Sophia And Pierre In The Electoral Palatinate

Jean-George Noverre (1727-1810)
by Jean-Baptiste Perronneau. Source: Wikimedia Commons
In 1760 Jean-George Noverre moved from Lyon to Stuttgart to take up an engagement with Charles Eugene, Duke of Württemberg. It was here that Noverre's career achieved its apogee following the publication of his Lettres sur la danse et les ballets (Lyon, 1760). Many of his ideas on the ballet d'action in this treatise were influenced by David Garrick (1717-1779), with whom he had spent two years in London from 1755. 

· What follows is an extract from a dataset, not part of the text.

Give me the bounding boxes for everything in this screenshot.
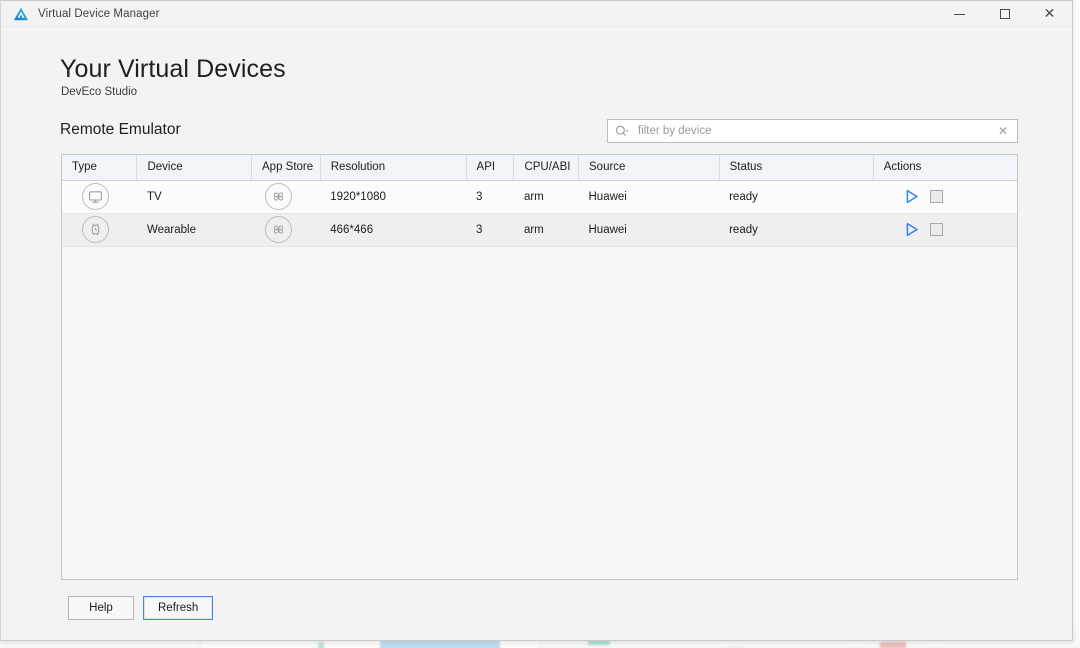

We know from the 1768 correspondence between Jean Monnet, former director of the Opéra Comique, and David Garrick that Mademoiselle Auselin had danced (circa 1765) at the opera in London. In 1766 she moved to Stuttgart to work with Noverre. After a brief engagement in Paris in April 1768 it is recorded in the same correspondence that she intended to travel to the Electoral Palatinate and the court of Charles Theodore, Prince-Elector and Count Palatine.

There is a confusing note on Pierre d'Aigueville's presence in the Electoral Palatinate. In La culture française à Francfort au XVIIIe siècle (1914), Bettina Strauss refers to the ballet master Pitrot, whose real name is Pierre d'Aigueville of Verseilles. It is possible that Pierre adopted this name but it provokes many questions. Jean Baptiste Pitrot (1729-1809) was active in Brussels, Lille, Ghent, Liège and became ballet master in the Hague in 1762. His elder brother, Antoine-Bonaventure (1727-after 1792), pursued his career throughout Europe and even worked in Russia. So, either this ballet master was Pierre or was perhaps Antoine-Bonaventure Pitrot.

The latter seems more likely, but in Festschrift zu Goethes 150. Geburtstagsfeier (Frankfurter Verein für Geschichte und Landeskunde, 1882) states that Pierre was usually called on playbills, "the famous Monsieur Pitrot." But, confusion aside, Pierre and Mademoiselle Auselin may have both performed in this region of Europe. Mademoiselle Auselin's engagement at the court theatre may have been somewhat briefer than her time in Stuttgart. Pierre was performing in London, partnered by Mrs. King, on the 1 November 1768 and both he and his wife were discharged by Garrick in the middle of the 1773-1774 season. Somewhere in between Madame d'Aigueville found time to give birth to James. His year of birth is given between 1770-1773.

I've often wondered whether Pierre was the price that Garrick paid to get Sophia who would "make much impact" on his theatre and if Garrick's theatre was the price that Sophia paid for Pierre.